While retailing is all set to boom to more than a $1 trillion industry by 2020 backed by e-tail and omnichannel formats, there will be many winners and some losers.
To click or not to click, that’s the question For in that vastness of online choice When we have shunned this brick-and-mortar hassle For we enjoy the touchy-feely shopping. Oh! That someone would put the two together And blend them into a seamless experience (With unqualified apologies to a chappie named Bill Shakespeare)
The question now really isn’t whether to click or not to. That has been settled — on both sides, that of the customer and that of the retailer. Both online and offline (brick-and-mortar) retailers have realised the worthwhileness of the other’s position, in other words, their competitors’ strengths.

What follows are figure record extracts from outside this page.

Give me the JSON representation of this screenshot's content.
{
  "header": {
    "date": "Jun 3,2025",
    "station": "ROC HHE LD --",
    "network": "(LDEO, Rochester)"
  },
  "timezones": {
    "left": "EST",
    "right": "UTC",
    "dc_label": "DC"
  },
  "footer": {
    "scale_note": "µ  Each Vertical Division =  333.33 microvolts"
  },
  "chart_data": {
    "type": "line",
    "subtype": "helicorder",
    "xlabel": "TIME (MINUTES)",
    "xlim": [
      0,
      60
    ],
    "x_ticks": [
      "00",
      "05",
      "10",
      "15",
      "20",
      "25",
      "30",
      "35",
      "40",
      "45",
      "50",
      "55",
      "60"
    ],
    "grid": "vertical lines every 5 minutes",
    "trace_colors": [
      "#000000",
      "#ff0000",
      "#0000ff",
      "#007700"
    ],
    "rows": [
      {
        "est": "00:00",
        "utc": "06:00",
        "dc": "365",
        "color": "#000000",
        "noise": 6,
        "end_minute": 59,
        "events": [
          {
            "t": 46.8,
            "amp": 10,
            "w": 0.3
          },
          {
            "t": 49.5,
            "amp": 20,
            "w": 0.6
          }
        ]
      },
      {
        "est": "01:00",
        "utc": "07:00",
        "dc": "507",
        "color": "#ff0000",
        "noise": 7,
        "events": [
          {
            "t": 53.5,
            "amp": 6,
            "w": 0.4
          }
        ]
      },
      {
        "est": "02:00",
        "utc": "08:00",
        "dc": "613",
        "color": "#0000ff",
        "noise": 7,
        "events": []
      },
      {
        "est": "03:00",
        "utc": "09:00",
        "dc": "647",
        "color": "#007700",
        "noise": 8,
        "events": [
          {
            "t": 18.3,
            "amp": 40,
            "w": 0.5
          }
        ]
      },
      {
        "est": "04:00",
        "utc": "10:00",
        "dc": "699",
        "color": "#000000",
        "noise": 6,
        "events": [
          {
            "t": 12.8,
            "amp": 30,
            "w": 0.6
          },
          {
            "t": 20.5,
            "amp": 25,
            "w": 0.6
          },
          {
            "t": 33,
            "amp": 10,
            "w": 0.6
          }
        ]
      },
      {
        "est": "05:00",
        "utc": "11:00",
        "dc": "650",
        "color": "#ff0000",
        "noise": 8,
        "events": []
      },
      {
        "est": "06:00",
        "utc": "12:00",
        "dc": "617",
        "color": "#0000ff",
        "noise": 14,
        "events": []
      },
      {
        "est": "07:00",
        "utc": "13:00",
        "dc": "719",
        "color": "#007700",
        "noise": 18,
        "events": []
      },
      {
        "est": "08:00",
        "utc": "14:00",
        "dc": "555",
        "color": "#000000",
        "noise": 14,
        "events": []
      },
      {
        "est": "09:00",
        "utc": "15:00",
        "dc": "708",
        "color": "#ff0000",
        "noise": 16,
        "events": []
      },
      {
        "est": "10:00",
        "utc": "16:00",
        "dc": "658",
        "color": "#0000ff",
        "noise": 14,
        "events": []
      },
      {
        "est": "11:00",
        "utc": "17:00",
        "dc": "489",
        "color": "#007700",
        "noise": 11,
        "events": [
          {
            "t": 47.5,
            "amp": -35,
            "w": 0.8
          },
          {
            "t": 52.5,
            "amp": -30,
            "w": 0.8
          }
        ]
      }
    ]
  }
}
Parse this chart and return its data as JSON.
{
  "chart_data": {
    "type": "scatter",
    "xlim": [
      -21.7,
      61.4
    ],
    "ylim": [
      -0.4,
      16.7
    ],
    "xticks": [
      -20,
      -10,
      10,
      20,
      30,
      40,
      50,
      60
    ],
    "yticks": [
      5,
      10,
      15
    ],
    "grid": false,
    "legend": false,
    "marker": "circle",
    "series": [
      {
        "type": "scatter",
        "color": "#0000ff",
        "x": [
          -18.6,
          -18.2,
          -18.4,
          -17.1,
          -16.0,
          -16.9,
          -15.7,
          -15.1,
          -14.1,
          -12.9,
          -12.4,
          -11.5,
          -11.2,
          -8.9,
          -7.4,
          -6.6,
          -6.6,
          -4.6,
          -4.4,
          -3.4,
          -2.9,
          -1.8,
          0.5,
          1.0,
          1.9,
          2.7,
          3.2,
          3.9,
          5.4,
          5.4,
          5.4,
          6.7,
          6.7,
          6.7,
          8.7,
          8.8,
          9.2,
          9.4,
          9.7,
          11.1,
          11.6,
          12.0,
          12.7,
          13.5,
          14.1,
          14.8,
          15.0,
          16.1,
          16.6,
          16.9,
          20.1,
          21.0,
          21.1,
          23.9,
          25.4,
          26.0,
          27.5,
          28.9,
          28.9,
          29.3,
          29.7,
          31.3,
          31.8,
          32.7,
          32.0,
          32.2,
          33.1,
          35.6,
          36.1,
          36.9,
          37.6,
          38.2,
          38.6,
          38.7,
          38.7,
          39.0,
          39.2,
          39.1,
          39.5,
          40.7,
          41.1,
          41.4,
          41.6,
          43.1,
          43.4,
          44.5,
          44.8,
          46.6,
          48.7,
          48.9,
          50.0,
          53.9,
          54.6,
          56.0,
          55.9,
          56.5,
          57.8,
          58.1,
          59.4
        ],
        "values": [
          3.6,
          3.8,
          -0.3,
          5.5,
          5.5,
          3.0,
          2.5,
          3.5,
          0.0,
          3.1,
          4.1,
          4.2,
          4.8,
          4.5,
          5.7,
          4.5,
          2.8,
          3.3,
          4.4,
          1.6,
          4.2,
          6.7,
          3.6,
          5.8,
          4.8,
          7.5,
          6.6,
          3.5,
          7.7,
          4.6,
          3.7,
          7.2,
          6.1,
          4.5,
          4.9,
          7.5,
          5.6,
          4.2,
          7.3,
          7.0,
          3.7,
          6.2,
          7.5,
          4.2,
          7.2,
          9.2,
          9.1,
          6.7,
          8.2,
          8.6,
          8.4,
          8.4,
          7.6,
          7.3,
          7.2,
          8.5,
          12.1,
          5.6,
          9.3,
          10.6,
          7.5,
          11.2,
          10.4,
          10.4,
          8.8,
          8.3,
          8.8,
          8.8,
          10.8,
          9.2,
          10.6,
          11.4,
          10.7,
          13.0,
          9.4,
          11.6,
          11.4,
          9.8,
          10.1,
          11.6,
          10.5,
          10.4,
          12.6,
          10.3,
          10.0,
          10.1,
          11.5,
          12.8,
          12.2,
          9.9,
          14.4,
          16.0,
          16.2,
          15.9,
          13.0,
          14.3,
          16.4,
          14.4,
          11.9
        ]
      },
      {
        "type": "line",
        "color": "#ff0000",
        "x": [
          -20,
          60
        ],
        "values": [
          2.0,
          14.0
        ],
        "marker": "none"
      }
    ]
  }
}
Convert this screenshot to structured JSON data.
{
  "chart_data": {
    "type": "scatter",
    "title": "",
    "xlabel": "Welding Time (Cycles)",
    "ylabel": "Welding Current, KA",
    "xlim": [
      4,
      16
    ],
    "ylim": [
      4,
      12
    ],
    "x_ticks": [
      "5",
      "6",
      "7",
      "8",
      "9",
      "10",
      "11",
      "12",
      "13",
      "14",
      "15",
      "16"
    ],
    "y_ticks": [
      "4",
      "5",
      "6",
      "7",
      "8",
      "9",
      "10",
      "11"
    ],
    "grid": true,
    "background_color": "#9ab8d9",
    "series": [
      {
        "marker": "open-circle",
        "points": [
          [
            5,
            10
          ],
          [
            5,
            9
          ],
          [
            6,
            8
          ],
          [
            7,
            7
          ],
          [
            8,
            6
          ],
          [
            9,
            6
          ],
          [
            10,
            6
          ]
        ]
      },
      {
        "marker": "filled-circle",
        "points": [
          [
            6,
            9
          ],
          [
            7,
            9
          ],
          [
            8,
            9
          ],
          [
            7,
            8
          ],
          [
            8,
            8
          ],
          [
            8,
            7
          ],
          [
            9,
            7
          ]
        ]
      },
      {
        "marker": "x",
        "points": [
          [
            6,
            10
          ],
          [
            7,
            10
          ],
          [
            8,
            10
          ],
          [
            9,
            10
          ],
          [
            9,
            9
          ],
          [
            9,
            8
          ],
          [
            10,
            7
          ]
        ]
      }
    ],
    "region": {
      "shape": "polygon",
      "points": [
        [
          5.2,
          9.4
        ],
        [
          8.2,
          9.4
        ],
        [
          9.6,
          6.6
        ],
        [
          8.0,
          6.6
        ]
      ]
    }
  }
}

And both, to the extent possible and resources available, are harvesting the benefits of either. In the case of online retailing, the experience of shopping, the touch and feel of things, the visual and tactile pleasure of a customer, and the satisfaction of having settled something oneself. In the case of brick-and-mortar retailing, it is the wider reach and better market positioning and branding.
Retailing is changing
E-tailing was once considered a threat to the glass-and-window shopping. But the lines between high street and cyber stores is getting fuzzier. Traditional retailers have expanded into online. And slowly but surely, online retailers are setting up brick-and mortar offline stores. Native online-only companies, which roiled traditional brick-and-mortar ones a few years ago, are finding that there are more opportunities in brick-and mortar formats. And now, the online-only entities want to offer a multi-channel experience.